Related Initiatives
The Disability Research Interest Group (DRIG) is a network of scholars, educators, activists, and practitioners invested in building ties between people who contribute to disability anthropology. As a special interest group (SIG) of the Society for Medical Anthropology, we foster disability research in and across all fields of anthropology. The DRIG understands disability anthropology to be research that seeks to theorize disability by documenting and analyzing the diversity of everyday life experiences of people with disabilities across space, time, and social and cultural context. We situate the medicalization of disability as a sociocultural phenomenon with political consequences, and contend that there is much to be said about disability that exists outside of the realm of biomedicine.
AIM is an anti-colonial, anti-ableist, feminist research lab working on issues of access, disability, environment and care through creative experimentation.
With its mission of "Making Better Crips," the lab has been operational since 2018 and led by Karen Nakamura who is the Haas endowed chair for Disability Studies and Professor of Anthropology.
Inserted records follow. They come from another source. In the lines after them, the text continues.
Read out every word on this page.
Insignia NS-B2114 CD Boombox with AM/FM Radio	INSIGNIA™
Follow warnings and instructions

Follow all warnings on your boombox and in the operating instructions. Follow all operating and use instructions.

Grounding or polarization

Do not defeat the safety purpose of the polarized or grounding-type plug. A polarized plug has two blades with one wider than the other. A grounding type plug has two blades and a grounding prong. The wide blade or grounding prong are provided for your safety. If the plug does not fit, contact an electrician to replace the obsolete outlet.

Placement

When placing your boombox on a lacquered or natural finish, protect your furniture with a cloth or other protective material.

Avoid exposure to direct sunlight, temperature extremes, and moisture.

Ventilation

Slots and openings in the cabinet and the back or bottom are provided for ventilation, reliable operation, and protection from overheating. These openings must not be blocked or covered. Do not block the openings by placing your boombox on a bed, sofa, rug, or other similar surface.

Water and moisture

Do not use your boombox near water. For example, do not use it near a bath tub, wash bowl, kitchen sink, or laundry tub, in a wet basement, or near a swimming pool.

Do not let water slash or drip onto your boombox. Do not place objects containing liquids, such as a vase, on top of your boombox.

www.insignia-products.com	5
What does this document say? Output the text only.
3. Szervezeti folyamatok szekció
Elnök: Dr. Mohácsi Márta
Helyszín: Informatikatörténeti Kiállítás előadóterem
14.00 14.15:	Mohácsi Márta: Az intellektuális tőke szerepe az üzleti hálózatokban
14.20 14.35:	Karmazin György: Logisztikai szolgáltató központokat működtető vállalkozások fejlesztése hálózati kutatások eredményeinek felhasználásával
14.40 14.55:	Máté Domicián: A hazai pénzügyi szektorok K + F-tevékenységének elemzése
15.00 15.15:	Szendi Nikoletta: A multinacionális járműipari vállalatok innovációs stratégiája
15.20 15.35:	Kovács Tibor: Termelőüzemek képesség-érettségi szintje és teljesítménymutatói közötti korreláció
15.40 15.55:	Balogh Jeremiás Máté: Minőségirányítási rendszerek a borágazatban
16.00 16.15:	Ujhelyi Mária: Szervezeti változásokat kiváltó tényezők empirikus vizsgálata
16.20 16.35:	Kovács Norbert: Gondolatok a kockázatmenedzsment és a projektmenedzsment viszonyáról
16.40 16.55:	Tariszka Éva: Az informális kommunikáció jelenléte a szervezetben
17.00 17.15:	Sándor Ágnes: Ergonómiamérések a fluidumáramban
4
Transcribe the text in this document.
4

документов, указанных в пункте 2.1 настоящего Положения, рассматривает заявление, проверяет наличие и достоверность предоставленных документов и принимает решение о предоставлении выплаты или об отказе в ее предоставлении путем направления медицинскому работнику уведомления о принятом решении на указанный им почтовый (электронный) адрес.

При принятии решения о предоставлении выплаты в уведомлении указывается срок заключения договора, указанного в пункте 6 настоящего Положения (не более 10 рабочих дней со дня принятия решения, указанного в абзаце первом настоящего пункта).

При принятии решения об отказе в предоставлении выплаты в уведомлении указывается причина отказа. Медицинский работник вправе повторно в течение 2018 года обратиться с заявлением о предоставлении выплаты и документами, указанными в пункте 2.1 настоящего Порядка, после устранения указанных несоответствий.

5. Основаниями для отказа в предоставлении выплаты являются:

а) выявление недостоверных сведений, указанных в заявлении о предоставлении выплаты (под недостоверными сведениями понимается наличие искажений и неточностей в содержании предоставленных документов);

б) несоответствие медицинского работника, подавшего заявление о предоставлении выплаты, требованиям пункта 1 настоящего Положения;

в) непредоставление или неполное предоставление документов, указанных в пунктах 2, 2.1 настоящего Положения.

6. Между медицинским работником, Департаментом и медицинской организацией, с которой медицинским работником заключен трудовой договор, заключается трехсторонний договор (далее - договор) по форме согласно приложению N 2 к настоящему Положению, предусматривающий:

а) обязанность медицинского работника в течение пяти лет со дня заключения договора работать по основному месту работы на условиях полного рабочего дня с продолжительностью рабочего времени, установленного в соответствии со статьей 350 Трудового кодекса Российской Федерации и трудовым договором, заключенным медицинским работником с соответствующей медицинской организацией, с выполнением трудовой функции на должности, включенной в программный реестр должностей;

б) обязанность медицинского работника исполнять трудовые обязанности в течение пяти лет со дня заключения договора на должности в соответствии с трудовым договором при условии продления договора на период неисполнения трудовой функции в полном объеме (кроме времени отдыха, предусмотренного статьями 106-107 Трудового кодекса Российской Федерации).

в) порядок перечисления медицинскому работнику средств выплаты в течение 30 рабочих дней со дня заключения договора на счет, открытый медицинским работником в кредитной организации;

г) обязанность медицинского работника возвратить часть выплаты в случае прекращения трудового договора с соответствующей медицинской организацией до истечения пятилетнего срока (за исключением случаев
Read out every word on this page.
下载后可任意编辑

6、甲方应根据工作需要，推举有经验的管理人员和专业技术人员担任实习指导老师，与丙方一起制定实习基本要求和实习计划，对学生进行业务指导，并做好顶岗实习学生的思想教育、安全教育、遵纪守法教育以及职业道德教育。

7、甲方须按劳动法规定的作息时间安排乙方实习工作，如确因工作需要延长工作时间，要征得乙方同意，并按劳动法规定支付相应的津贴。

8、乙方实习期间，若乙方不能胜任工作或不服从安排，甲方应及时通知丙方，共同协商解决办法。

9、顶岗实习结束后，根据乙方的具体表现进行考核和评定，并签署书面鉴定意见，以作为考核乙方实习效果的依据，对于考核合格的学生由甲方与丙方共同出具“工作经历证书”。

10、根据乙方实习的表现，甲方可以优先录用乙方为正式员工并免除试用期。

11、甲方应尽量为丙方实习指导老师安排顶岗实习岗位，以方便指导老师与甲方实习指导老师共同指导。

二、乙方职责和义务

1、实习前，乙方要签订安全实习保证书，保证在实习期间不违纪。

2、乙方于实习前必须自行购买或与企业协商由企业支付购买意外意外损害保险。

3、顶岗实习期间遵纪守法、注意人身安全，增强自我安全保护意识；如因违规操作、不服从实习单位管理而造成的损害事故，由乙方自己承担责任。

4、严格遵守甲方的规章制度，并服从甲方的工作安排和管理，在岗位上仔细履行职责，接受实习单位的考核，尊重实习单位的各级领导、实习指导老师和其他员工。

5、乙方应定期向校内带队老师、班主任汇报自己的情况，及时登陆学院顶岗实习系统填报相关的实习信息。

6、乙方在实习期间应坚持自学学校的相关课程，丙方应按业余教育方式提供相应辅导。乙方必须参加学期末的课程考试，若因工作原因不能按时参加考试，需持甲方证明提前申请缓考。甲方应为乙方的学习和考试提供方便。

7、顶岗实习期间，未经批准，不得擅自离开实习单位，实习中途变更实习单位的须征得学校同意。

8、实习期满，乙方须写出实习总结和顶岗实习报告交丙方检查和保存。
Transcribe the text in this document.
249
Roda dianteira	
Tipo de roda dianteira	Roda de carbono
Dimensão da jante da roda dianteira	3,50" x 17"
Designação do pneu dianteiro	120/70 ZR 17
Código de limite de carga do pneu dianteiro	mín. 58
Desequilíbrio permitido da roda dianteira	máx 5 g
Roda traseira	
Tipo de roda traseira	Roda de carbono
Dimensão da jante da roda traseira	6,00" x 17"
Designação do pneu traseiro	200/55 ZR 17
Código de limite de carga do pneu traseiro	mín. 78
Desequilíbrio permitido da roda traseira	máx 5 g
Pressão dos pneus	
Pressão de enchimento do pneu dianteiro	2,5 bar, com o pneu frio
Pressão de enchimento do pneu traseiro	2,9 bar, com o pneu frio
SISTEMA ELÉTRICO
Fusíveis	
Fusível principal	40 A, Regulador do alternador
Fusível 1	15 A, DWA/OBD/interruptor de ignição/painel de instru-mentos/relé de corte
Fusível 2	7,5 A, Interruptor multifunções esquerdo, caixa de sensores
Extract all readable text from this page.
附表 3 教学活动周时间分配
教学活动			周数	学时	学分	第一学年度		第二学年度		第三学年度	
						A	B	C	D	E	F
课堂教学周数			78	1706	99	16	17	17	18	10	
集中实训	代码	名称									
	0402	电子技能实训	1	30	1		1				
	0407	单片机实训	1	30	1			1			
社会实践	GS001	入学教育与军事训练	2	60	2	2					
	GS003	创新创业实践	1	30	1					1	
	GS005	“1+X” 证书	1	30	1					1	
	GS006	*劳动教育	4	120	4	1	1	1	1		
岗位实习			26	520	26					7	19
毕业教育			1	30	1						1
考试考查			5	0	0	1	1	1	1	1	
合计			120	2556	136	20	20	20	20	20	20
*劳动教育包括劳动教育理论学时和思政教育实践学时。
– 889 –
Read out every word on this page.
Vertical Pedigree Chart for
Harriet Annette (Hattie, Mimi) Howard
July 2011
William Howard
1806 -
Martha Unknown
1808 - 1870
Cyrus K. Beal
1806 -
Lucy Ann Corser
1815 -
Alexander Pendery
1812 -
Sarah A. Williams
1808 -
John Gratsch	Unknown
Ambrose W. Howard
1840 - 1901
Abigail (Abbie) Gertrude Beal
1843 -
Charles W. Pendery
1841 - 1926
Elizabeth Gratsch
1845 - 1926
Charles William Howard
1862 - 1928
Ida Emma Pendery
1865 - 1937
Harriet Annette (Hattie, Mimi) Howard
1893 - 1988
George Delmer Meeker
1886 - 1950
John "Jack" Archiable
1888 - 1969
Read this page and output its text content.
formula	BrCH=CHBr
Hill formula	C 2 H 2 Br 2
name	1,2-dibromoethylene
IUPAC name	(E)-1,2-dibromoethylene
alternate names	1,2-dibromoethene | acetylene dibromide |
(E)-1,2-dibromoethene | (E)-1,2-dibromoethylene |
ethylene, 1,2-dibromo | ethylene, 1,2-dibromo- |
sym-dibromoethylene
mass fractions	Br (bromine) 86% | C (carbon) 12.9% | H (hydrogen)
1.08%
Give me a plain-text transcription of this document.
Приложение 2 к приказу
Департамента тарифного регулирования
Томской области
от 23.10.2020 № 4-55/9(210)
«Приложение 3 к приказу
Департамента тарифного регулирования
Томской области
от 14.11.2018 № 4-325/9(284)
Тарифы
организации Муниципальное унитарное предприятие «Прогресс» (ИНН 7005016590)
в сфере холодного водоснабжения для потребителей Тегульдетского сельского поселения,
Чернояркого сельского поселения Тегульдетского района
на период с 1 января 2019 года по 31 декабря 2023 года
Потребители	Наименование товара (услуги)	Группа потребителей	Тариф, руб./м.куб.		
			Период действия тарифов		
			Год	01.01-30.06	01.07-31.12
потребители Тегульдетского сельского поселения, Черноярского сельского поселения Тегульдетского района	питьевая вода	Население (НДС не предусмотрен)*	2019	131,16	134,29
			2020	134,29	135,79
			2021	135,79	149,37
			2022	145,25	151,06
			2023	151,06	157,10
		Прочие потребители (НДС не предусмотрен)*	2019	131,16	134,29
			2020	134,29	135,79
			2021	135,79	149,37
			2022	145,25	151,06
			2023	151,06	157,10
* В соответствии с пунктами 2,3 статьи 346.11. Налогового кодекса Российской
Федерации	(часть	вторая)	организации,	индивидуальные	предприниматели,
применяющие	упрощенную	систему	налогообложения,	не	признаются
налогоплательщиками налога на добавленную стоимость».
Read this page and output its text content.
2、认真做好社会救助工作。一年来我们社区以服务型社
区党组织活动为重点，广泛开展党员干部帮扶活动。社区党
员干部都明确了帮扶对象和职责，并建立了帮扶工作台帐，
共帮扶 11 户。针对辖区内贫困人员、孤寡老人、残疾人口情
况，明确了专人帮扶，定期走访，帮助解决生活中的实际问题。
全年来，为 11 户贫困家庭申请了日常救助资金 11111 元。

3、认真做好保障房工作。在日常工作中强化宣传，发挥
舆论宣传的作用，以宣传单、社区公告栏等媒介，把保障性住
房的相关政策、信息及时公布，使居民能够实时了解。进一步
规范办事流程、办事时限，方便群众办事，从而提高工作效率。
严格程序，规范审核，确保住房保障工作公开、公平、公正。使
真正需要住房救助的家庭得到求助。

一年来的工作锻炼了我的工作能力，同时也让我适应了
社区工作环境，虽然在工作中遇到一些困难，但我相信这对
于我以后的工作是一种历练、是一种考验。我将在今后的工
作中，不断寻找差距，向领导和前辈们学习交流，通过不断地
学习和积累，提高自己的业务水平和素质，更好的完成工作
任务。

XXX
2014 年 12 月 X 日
The Disabled Archaeologists Network (D.A.N.) is a coalition of disabled archaeologists committed to providing an open and welcoming space to all disabled and disability-questioning people. The D.A.N. operates under the premise that disability is a social, political, and intersectional lived experience. We are building a community where disabled archaeologists can access an international network of fellow archaeologists in professional, compliance, and academic archaeology.
Critical Design Lab is a multi-disciplinary arts and design collaborative centered in disability culture and crip techno-science. Our work pivots around the concept of access: access is our ethic, our creative content, and our methodology. We use digital media and social practice to craft replicable protocols that treat accessibility as research-creation, an aesthetic world-building practice, and an invitation to assemble community.
Patchwork Ethnography is a new methodological and theoretical approach to ethnographic research, which attends to how changing living and working conditions are irrevocably transforming knowledge production.
The Disability Archives Lab is a Disabled-led collaborative center by and for disabled people. The Lab investigates the ways that archives and the materials they hold document, shape, and impact disabled people—historically and in the present. Keeping critical disability studies at the forefront of researching and building projects around disability, the Lab hosts multi-disciplinary projects and research initiatives that center the politics of disability, how disabled people are affected by archival representation, and how to imagine archival futures that are centered around disabled desires.
Resources
Sins Invalid is a disability justice-based movement building and performance project that celebrates disabled people, centering and led by disabled Black, Indigenous, and people of the global majority, and queer, trans, and nonbinary disabled people.
Leaving Evidence is a blog by Mia Mingus. "We must leave evidence. Evidence that we were here, that we existed, that we survived and loved and ached. Evidence of the wholeness we never felt and the immense sense of fullness we gave to each other. Evidence of who we were, who we thought we were, who we never should have been. Evidence for each other that there are other ways to live--past survival; past isolation."
The Disability Visibility Project is an online community dedicated to creating, sharing, and amplifying disability media and culture.